Staying at a friend's friend place, I spent about two and a half days biking all throughout London seeing sights of all different kinds. What I didn't really see was any indication or anything that reminded me of Brexit. And why would I? Being in London, it is a whole world unto itself. The incredible cosmopolitan nature of London really made me forget most of it. Statistics backed this up. Compared to the rest of England, London voted overwhelmingly to stay in the EU. Similar to the phenomenon of liberal bubbles in America creating the false sense of a lack of Trump support, it really seemed that London gave me a false sense of almost forgetting that Brexit happened. Then while I was biking to yet another destination, the National Gallery, I just so happened to be passing by 21 Downing street and there were huge crowds surrounding the entrance.
Naturally I had begun to acclimatize myself to large crowds in London and I initially assumed there was always this many people surrounding it, people trying to get a glimpse of the Prime Minister or pose for photos. I asked someone standing around "What's happening?" They responded something to the effect of "Well apparently David Cameron has resigned and we think he will shortly be leaving Downing Street for good."
Ah yes. David Cameron. The Prime minister at the time. He had been the one who actually called for the referendum regarding whether or not to leave the EU. Badgered by UKIP and breakaway sentiments in his conservative party, he had put forward the referendum, certain of the outcome and hopeful that it would permanently quell those sentiments in his party and consolidate control. Or at least that's my take of it, based on what I've read.
However, he betted wrong, Brexit happened, he resigned, and I just happened to be there the moment when he was leaving. While that might sound fairly dramatic and eventful, it was honestly a little anti-climatic. I waited around for about 10 minutes and suddenly there was a murmur in the crowd and the gate doors opened, two black cars just quickly zoomed past the crowd, and then that was it.
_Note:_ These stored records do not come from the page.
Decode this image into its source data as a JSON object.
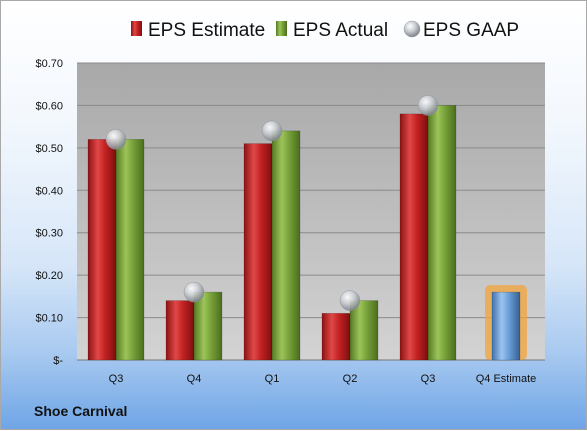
{
  "colors": {
    "estimate": "#c42222",
    "actual": "#78a23a",
    "gaap": "#b4b8bd",
    "q4_estimate": "#6a9fd8",
    "q4_estimate_glow": "#f3a33a"
  },
  "footer": {
    "company": "Shoe Carnival"
  },
  "chart_data": {
    "type": "bar",
    "categories": [
      "Q3",
      "Q4",
      "Q1",
      "Q2",
      "Q3",
      "Q4 Estimate"
    ],
    "series": [
      {
        "name": "EPS Estimate",
        "values": [
          0.52,
          0.14,
          0.51,
          0.11,
          0.58,
          null
        ]
      },
      {
        "name": "EPS Actual",
        "values": [
          0.52,
          0.16,
          0.54,
          0.14,
          0.6,
          0.16
        ]
      },
      {
        "name": "EPS GAAP",
        "values": [
          0.52,
          0.16,
          0.54,
          0.14,
          0.6,
          null
        ]
      }
    ],
    "ylim": [
      0,
      0.7
    ],
    "yticks": [
      0,
      0.1,
      0.2,
      0.3,
      0.4,
      0.5,
      0.6,
      0.7
    ],
    "ytick_labels": [
      "$-",
      "$0.10",
      "$0.20",
      "$0.30",
      "$0.40",
      "$0.50",
      "$0.60",
      "$0.70"
    ],
    "grid": true,
    "legend_position": "top"
  }
}
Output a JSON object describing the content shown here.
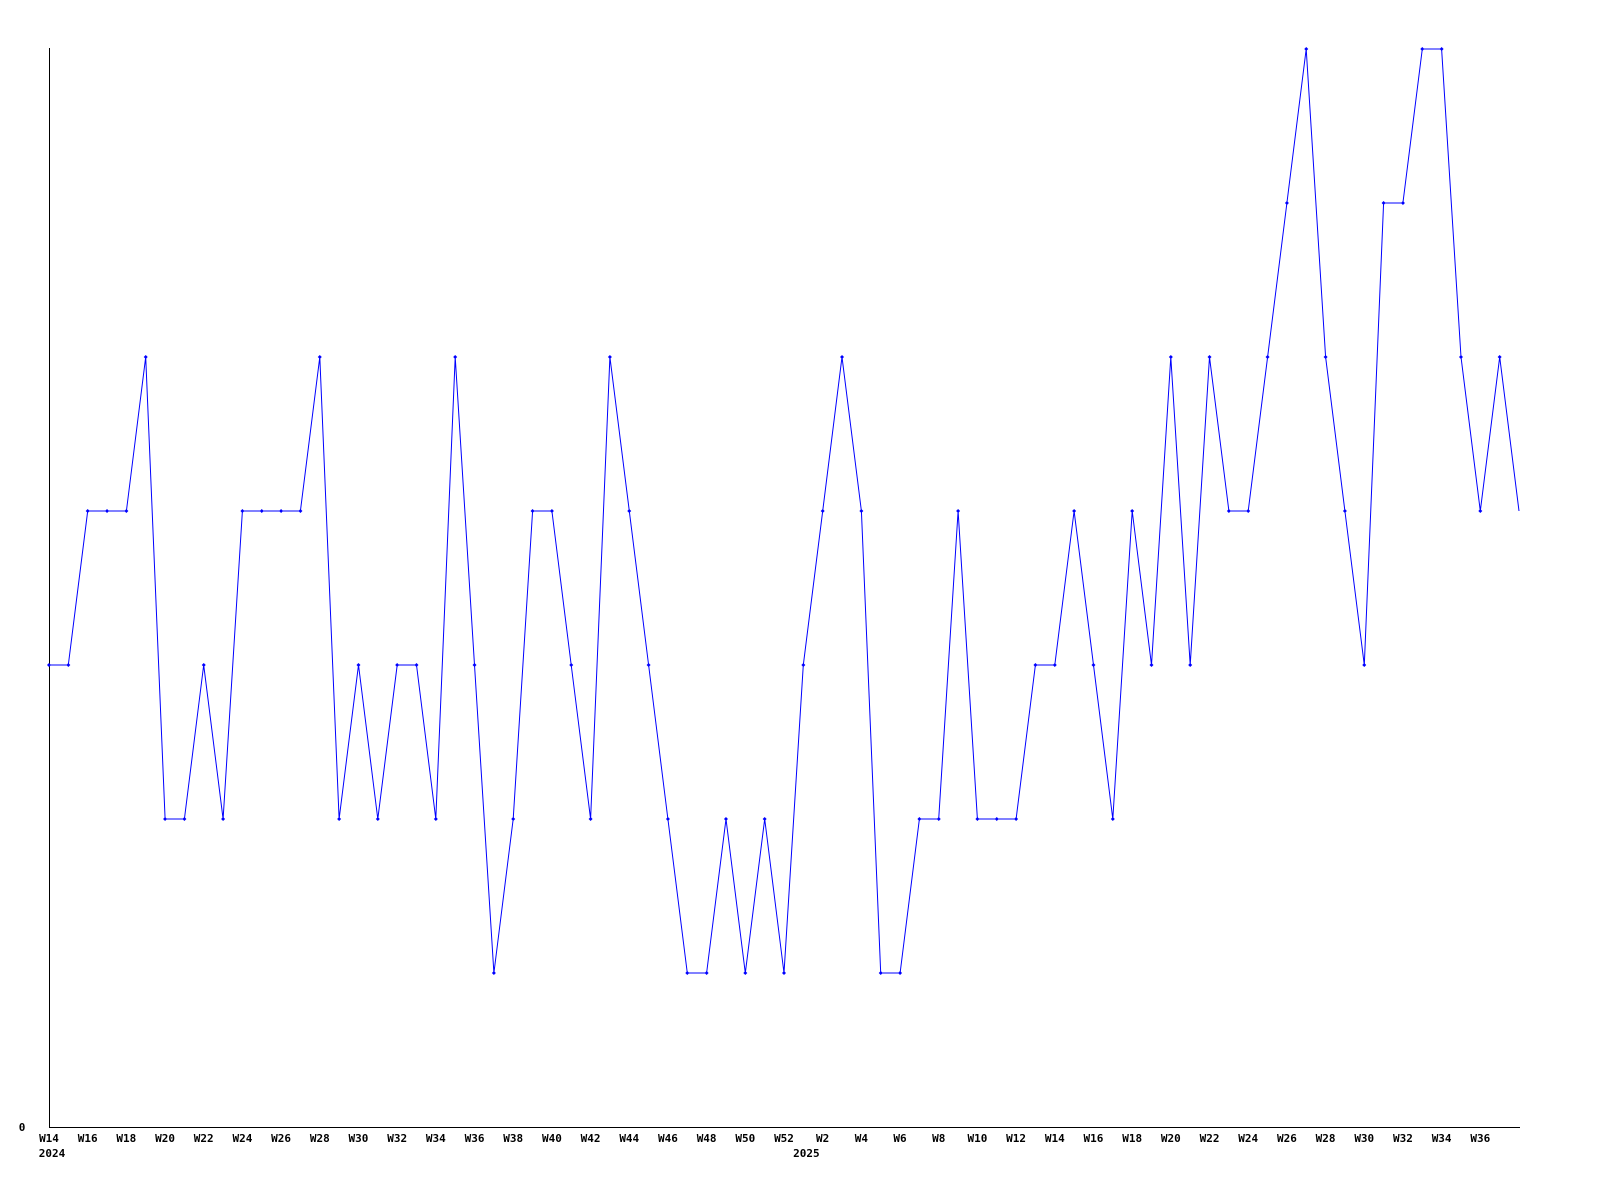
{
  "chart_data": {
    "type": "line",
    "title": "",
    "xlabel": "",
    "ylabel": "",
    "ylim": [
      0,
      7
    ],
    "y_tick_labels": [
      "0"
    ],
    "grid": false,
    "line_color": "#0000ff",
    "year_labels": [
      {
        "label": "2024",
        "at": "2024-W14"
      },
      {
        "label": "2025",
        "at": "2025-W1"
      }
    ],
    "x": [
      "2024-W14",
      "2024-W15",
      "2024-W16",
      "2024-W17",
      "2024-W18",
      "2024-W19",
      "2024-W20",
      "2024-W21",
      "2024-W22",
      "2024-W23",
      "2024-W24",
      "2024-W25",
      "2024-W26",
      "2024-W27",
      "2024-W28",
      "2024-W29",
      "2024-W30",
      "2024-W31",
      "2024-W32",
      "2024-W33",
      "2024-W34",
      "2024-W35",
      "2024-W36",
      "2024-W37",
      "2024-W38",
      "2024-W39",
      "2024-W40",
      "2024-W41",
      "2024-W42",
      "2024-W43",
      "2024-W44",
      "2024-W45",
      "2024-W46",
      "2024-W47",
      "2024-W48",
      "2024-W49",
      "2024-W50",
      "2024-W51",
      "2024-W52",
      "2025-W1",
      "2025-W2",
      "2025-W3",
      "2025-W4",
      "2025-W5",
      "2025-W6",
      "2025-W7",
      "2025-W8",
      "2025-W9",
      "2025-W10",
      "2025-W11",
      "2025-W12",
      "2025-W13",
      "2025-W14",
      "2025-W15",
      "2025-W16",
      "2025-W17",
      "2025-W18",
      "2025-W19",
      "2025-W20",
      "2025-W21",
      "2025-W22",
      "2025-W23",
      "2025-W24",
      "2025-W25",
      "2025-W26",
      "2025-W27",
      "2025-W28",
      "2025-W29",
      "2025-W30",
      "2025-W31",
      "2025-W32",
      "2025-W33",
      "2025-W34",
      "2025-W35",
      "2025-W36",
      "2025-W37",
      "2025-W38"
    ],
    "x_tick_labels": [
      "W14",
      "",
      "W16",
      "",
      "W18",
      "",
      "W20",
      "",
      "W22",
      "",
      "W24",
      "",
      "W26",
      "",
      "W28",
      "",
      "W30",
      "",
      "W32",
      "",
      "W34",
      "",
      "W36",
      "",
      "W38",
      "",
      "W40",
      "",
      "W42",
      "",
      "W44",
      "",
      "W46",
      "",
      "W48",
      "",
      "W50",
      "",
      "W52",
      "",
      "W2",
      "",
      "W4",
      "",
      "W6",
      "",
      "W8",
      "",
      "W10",
      "",
      "W12",
      "",
      "W14",
      "",
      "W16",
      "",
      "W18",
      "",
      "W20",
      "",
      "W22",
      "",
      "W24",
      "",
      "W26",
      "",
      "W28",
      "",
      "W30",
      "",
      "W32",
      "",
      "W34",
      "",
      "W36",
      "",
      ""
    ],
    "values": [
      3,
      3,
      4,
      4,
      4,
      5,
      2,
      2,
      3,
      2,
      4,
      4,
      4,
      4,
      5,
      2,
      3,
      2,
      3,
      3,
      2,
      5,
      3,
      1,
      2,
      4,
      4,
      3,
      2,
      5,
      4,
      3,
      2,
      1,
      1,
      2,
      1,
      2,
      1,
      3,
      4,
      5,
      4,
      1,
      1,
      2,
      2,
      4,
      2,
      2,
      2,
      3,
      3,
      4,
      3,
      2,
      4,
      3,
      5,
      3,
      5,
      4,
      4,
      5,
      6,
      7,
      5,
      4,
      3,
      6,
      6,
      7,
      7,
      5,
      4,
      5,
      4
    ]
  }
}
I remember talking with my brother months later and he described that it was so surreal to get a photo of me standing outside of Downing street and then a minute later getting a BBC news alert saying that David Cameron had resigned. Afterwards the crowd slowly dispersed and I remember overhearing a man describing the event to a friend on the phone and talking about how angry he was with David Cameron. I returned from London and after attending the wedding for my friend, I dismantled my bike, stuffed it into a bike box and got on a flight back to Canada.
It's been a year since my trip there and the future of the UK is still uncertain. The Brexit negotiations with the EU have officially begun and for the next year and a half to two years, the whole world will watch to see what sort of arrangement transpires. The UK wants a "soft" Brexit, essentially meaning that they get to have their cake and eat it too, however many have said that the EU needs to get a "hard" Brexit, completely shutting them out of the EU, and making them an example, hopefully striking enough fear in EU countries who have thoughts of leaving. The entire EU project, 40 years in the making, seems to be in the balance, or so they say. We have yet to see. I guess we just have to resort to living in these interesting times.